Watch where you walk: Key Toronto areas built on cemeteries
Posted April 13, 2016 12:39 pm.
Last Updated April 13, 2016 2:09 pm.
This article is more than 5 years old.
A government ad appeared in the newspaper last week, looking for the relatives of the deceased found during construction at a building south of Britain Street. At the start of February, plumbing work in the basement uncovered three coffins and human remains, and it’s standard procedure for officials to reach out to surviving family members before taking a next step.
Although it came as a shock to some residents in the area, a quick look at local history shows it’s not so surprising. In the 19th century the area had been home to a Presbyterian cemetery called the Duchess Street Burial Ground, which was later moved to the Toronto Necropolis in 1911. The remains were likely missed during the move, or they’d been buried just outside the cemetery’s borders.
Without even realizing it, the residents of Britain Street and the surrounding area have been living on a piece of Toronto’s history. But it makes you wonder, how many people are left behind and forgotten, resting beneath our feet as we commute to work or school and go about our daily lives? After all, it isn’t uncommon for remains to be left behind when cemeteries are closed down and moved to other locations.
“In every case we’ve been involved in – where people have said that a cemetery has been moved – we’ve always found bodies,” said Ron Williamson, the Chief Archaeologist with Archaeological Services Inc.
Williamson’s firm has been called to assess discoveries of human remains in Toronto on numerous occasions. He’s written a book about Moatfield Ossuary, when a soccer field expansion uncovered at least 87 Iroquois peoples and artifacts in a pit in North York, and he was called to the Don Jail when bodies of 15 men who had been sent to the gallows were found beneath a parking lot.
Unbeknownst to probably most of the people who commute through the Yonge and Bloor intersection every day, Yorkville actually used to be home to the York General Burying Ground, colloquially referred to by residents as Potter’s Field.
The cemetery opened up in 1825 as the area’s first non-sectarian cemetery. It started out as 2.4 hectares of land west of Yonge St. and north of Bloor, purchased by subscriptions for a whopping total of $300.
“[It] was kind of a catch-all for people who didn’t belong anywhere else,” said Jane Beecroft, a local history buff who has headed research in Toronto for a local history group.
“The Catholics had their own burial grounds, some churches had their own burial ground. But people who arrived on route to [somewhere else] and didn’t survive past the landing sometimes would be buried there. Sometimes there were murderers or prisoners buried there.”

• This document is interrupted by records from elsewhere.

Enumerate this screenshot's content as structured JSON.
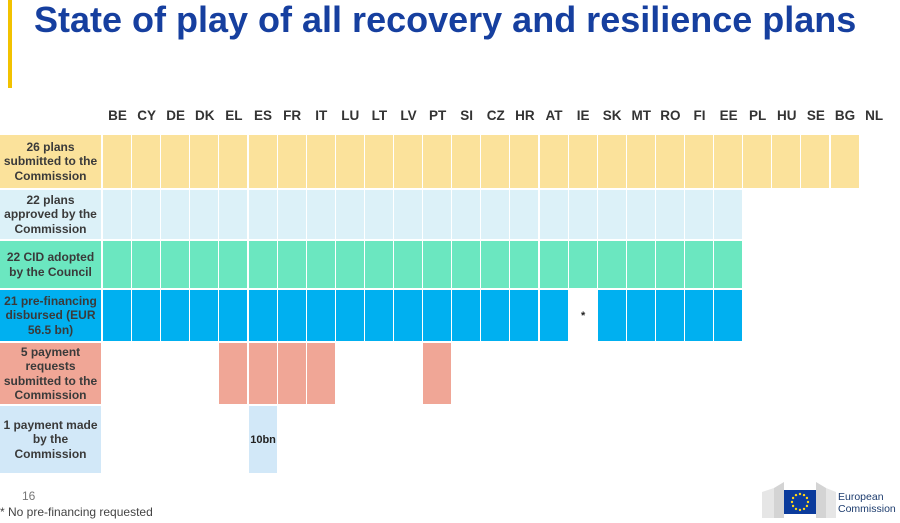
{
  "title": "State of play of all recovery and resilience plans",
  "countries": [
    "BE",
    "CY",
    "DE",
    "DK",
    "EL",
    "ES",
    "FR",
    "IT",
    "LU",
    "LT",
    "LV",
    "PT",
    "SI",
    "CZ",
    "HR",
    "AT",
    "IE",
    "SK",
    "MT",
    "RO",
    "FI",
    "EE",
    "PL",
    "HU",
    "SE",
    "BG",
    "NL"
  ],
  "colors": {
    "title": "#163f9f",
    "accent": "#f2c200",
    "submitted": "#fbe29b",
    "approved": "#dcf1f8",
    "cid": "#6be7c0",
    "prefinancing": "#00b0f0",
    "requests": "#f0a696",
    "payment": "#d2e8f8"
  },
  "rows": [
    {
      "label": "26 plans submitted to the Commission",
      "color_key": "submitted",
      "countries": [
        "BE",
        "CY",
        "DE",
        "DK",
        "EL",
        "ES",
        "FR",
        "IT",
        "LU",
        "LT",
        "LV",
        "PT",
        "SI",
        "CZ",
        "HR",
        "AT",
        "IE",
        "SK",
        "MT",
        "RO",
        "FI",
        "EE",
        "PL",
        "HU",
        "SE",
        "BG"
      ]
    },
    {
      "label": "22 plans approved by the Commission",
      "color_key": "approved",
      "countries": [
        "BE",
        "CY",
        "DE",
        "DK",
        "EL",
        "ES",
        "FR",
        "IT",
        "LU",
        "LT",
        "LV",
        "PT",
        "SI",
        "CZ",
        "HR",
        "AT",
        "IE",
        "SK",
        "MT",
        "RO",
        "FI",
        "EE"
      ]
    },
    {
      "label": "22 CID adopted by the Council",
      "color_key": "cid",
      "countries": [
        "BE",
        "CY",
        "DE",
        "DK",
        "EL",
        "ES",
        "FR",
        "IT",
        "LU",
        "LT",
        "LV",
        "PT",
        "SI",
        "CZ",
        "HR",
        "AT",
        "IE",
        "SK",
        "MT",
        "RO",
        "FI",
        "EE"
      ]
    },
    {
      "label": "21 pre-financing disbursed (EUR 56.5 bn)",
      "color_key": "prefinancing",
      "countries": [
        "BE",
        "CY",
        "DE",
        "DK",
        "EL",
        "ES",
        "FR",
        "IT",
        "LU",
        "LT",
        "LV",
        "PT",
        "SI",
        "CZ",
        "HR",
        "AT",
        "SK",
        "MT",
        "RO",
        "FI",
        "EE"
      ],
      "marks": [
        {
          "country": "IE",
          "text": "*"
        }
      ]
    },
    {
      "label": "5 payment requests submitted to the Commission",
      "color_key": "requests",
      "countries": [
        "EL",
        "ES",
        "FR",
        "IT",
        "PT"
      ]
    },
    {
      "label": "1 payment made by the Commission",
      "color_key": "payment",
      "countries": [
        "ES"
      ],
      "marks": [
        {
          "country": "ES",
          "text": "10bn"
        }
      ]
    }
  ],
  "page_number": "16",
  "footnote": "* No pre-financing requested",
  "logo": {
    "line1": "European",
    "line2": "Commission"
  }
}
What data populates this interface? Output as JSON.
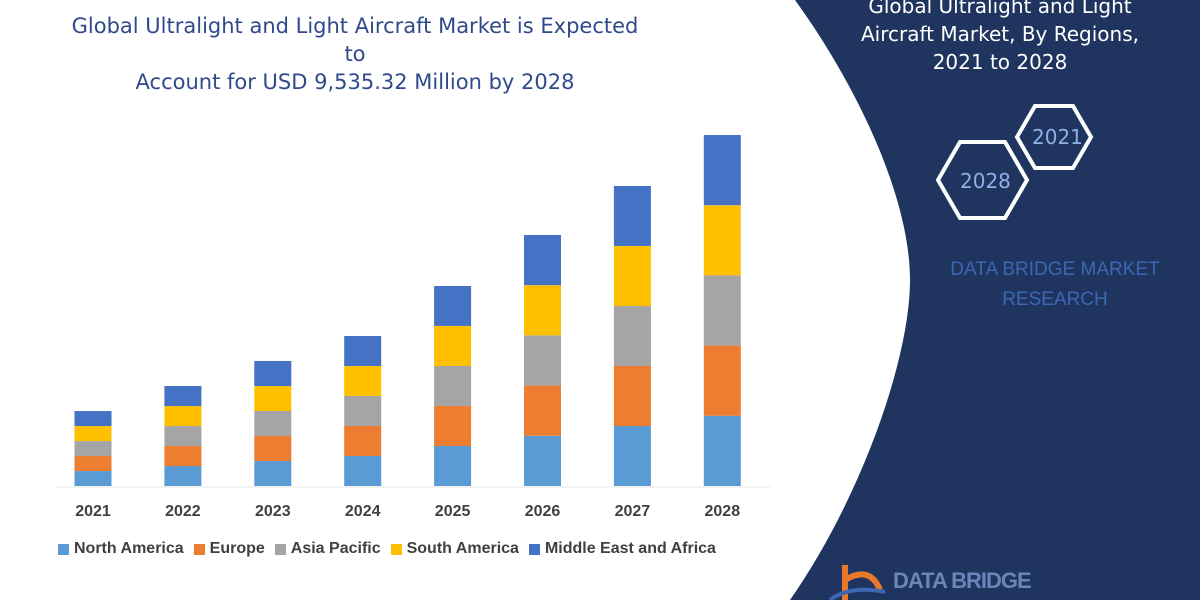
{
  "title_line1": "Global Ultralight and Light Aircraft Market is Expected to",
  "title_line2": "Account for USD 9,535.32 Million by 2028",
  "side_panel": {
    "title_line1": "Global Ultralight and Light",
    "title_line2": "Aircraft Market, By Regions,",
    "title_line3": "2021 to 2028",
    "hex_1": "2021",
    "hex_2": "2028",
    "brand_line1": "DATA BRIDGE MARKET",
    "brand_line2": "RESEARCH",
    "logo_text": "DATA BRIDGE",
    "background_color": "#1f3560"
  },
  "chart_data": {
    "type": "bar",
    "stacked": true,
    "categories": [
      "2021",
      "2022",
      "2023",
      "2024",
      "2025",
      "2026",
      "2027",
      "2028"
    ],
    "series": [
      {
        "name": "North America",
        "color": "#5b9bd5",
        "values": [
          407,
          543,
          679,
          815,
          1087,
          1364,
          1630,
          1907
        ]
      },
      {
        "name": "Europe",
        "color": "#ed7d31",
        "values": [
          407,
          543,
          679,
          815,
          1087,
          1364,
          1630,
          1907
        ]
      },
      {
        "name": "Asia Pacific",
        "color": "#a5a5a5",
        "values": [
          407,
          543,
          679,
          815,
          1087,
          1364,
          1630,
          1907
        ]
      },
      {
        "name": "South America",
        "color": "#ffc000",
        "values": [
          407,
          543,
          679,
          815,
          1087,
          1364,
          1630,
          1907
        ]
      },
      {
        "name": "Middle East and Africa",
        "color": "#4472c4",
        "values": [
          408,
          545,
          680,
          815,
          1085,
          1363,
          1630,
          1907
        ]
      }
    ],
    "xlabel": "",
    "ylabel": "",
    "y_axis_shown": false,
    "grid": false,
    "legend_placement": "bottom"
  }
}
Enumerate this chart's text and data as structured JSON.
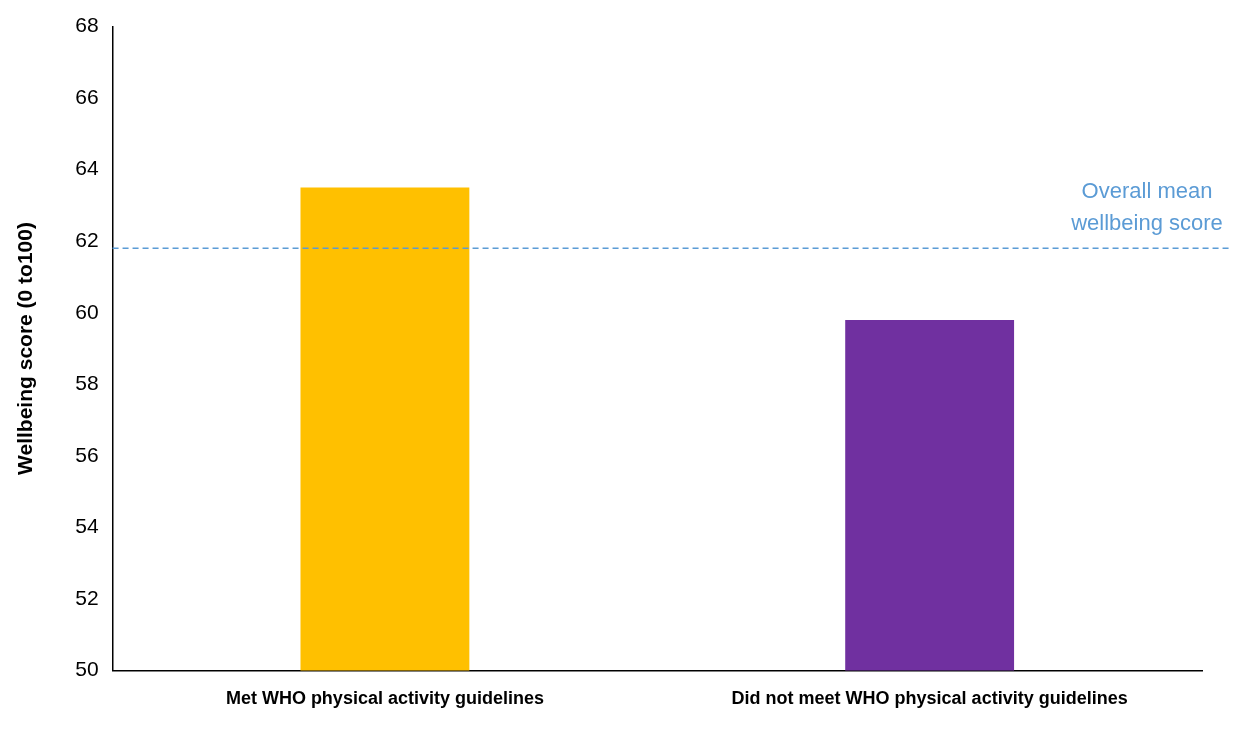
{
  "chart_data": {
    "type": "bar",
    "ylabel": "Wellbeing score (0 to100)",
    "categories": [
      "Met WHO physical activity guidelines",
      "Did not meet WHO physical activity guidelines"
    ],
    "values": [
      63.5,
      59.8
    ],
    "colors": [
      "#ffc000",
      "#7030a0"
    ],
    "ylim": [
      50,
      68
    ],
    "yticks": [
      50,
      52,
      54,
      56,
      58,
      60,
      62,
      64,
      66,
      68
    ],
    "grid": false,
    "legend": false,
    "ref_lines": [
      {
        "axis": "y",
        "value": 61.8,
        "label": "Overall mean wellbeing score",
        "color": "#5b9bd5",
        "line_style": "dashed"
      }
    ]
  }
}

Within 30 years, Potter’s Field became the resting place for over 6,000 people who didn’t have religious burials. By 1855 it had its last interment, its closure a result of rapid municipal growth. On the corner of the building which stands on Yonge and Bloor now, a plaque says the 6685 people buried in Potter’s Field had been moved either to the Toronto Necropolis or Mount Pleasant Cemetery between 1851 and 1881.
But a close reading of plaques at these sites is cause for curiosity and speculation.
At the Toronto Necropolis, a memorial sign says the remains of 984 people were removed from Potter’s field and reinterred in a section named “The Resting Place of Pioneers”.
A similar plaque at Mount Pleasant Cemetery accounts for another 364 people.
So where did the remains of the other 5,337 people go?
Williamson attributes the gap in information to unreliable documents, which are apparently a hallmark of historic cemeteries.
“The archival record is rarely precise about how many people are buried in these places before they’re closed,” Williamson said.
He reflected on a time his firm closed a cemetery at Pearson Airport, where there had once stood a small country parish named Elmbank.
“All of the genealogical records suggested there were 311 people in the cemetery. And it turned out there were exactly double. There were 622.”
While Williamson said the state of development at Yonge and Bloor likely indicates there are no more human remains to be found in the area, he also said someone is usually left behind when a cemetery is moved.
Beecroft, on the other hand, offered a different answer.
“When the subway was put through, all that cemetery was dug up and carted out, and dumped on the Leslie Street Spit,” she said. “So there are several thousand burials, burial parts, body parts, disturbed graves, [and] disturbed bodies in the Leslie Street Spit.”
It’s hard to say for sure where the remains of the 5,337 corpses ended up. Archival records may be inaccurate, and development in the area could be a sign that at some point the remains were moved. An administrator at the Toronto Necropolis pointed out that when officials put out calls to relatives of the deceased lying in Potter’s Field back in the 1800s, it’s possible they focused only on those with headstones. As a resting place for what seemed to be people who didn’t belong in society, perhaps many of the dead didn’t have grave markers to ensure their move.
Perhaps they’ve found rest alongside the harbour overlooking Lake Ontario. Or maybe they still lie somewhere deep in the foundation of development of Yorkville, more or less forgotten by the thousands of people above who pass through the area everyday.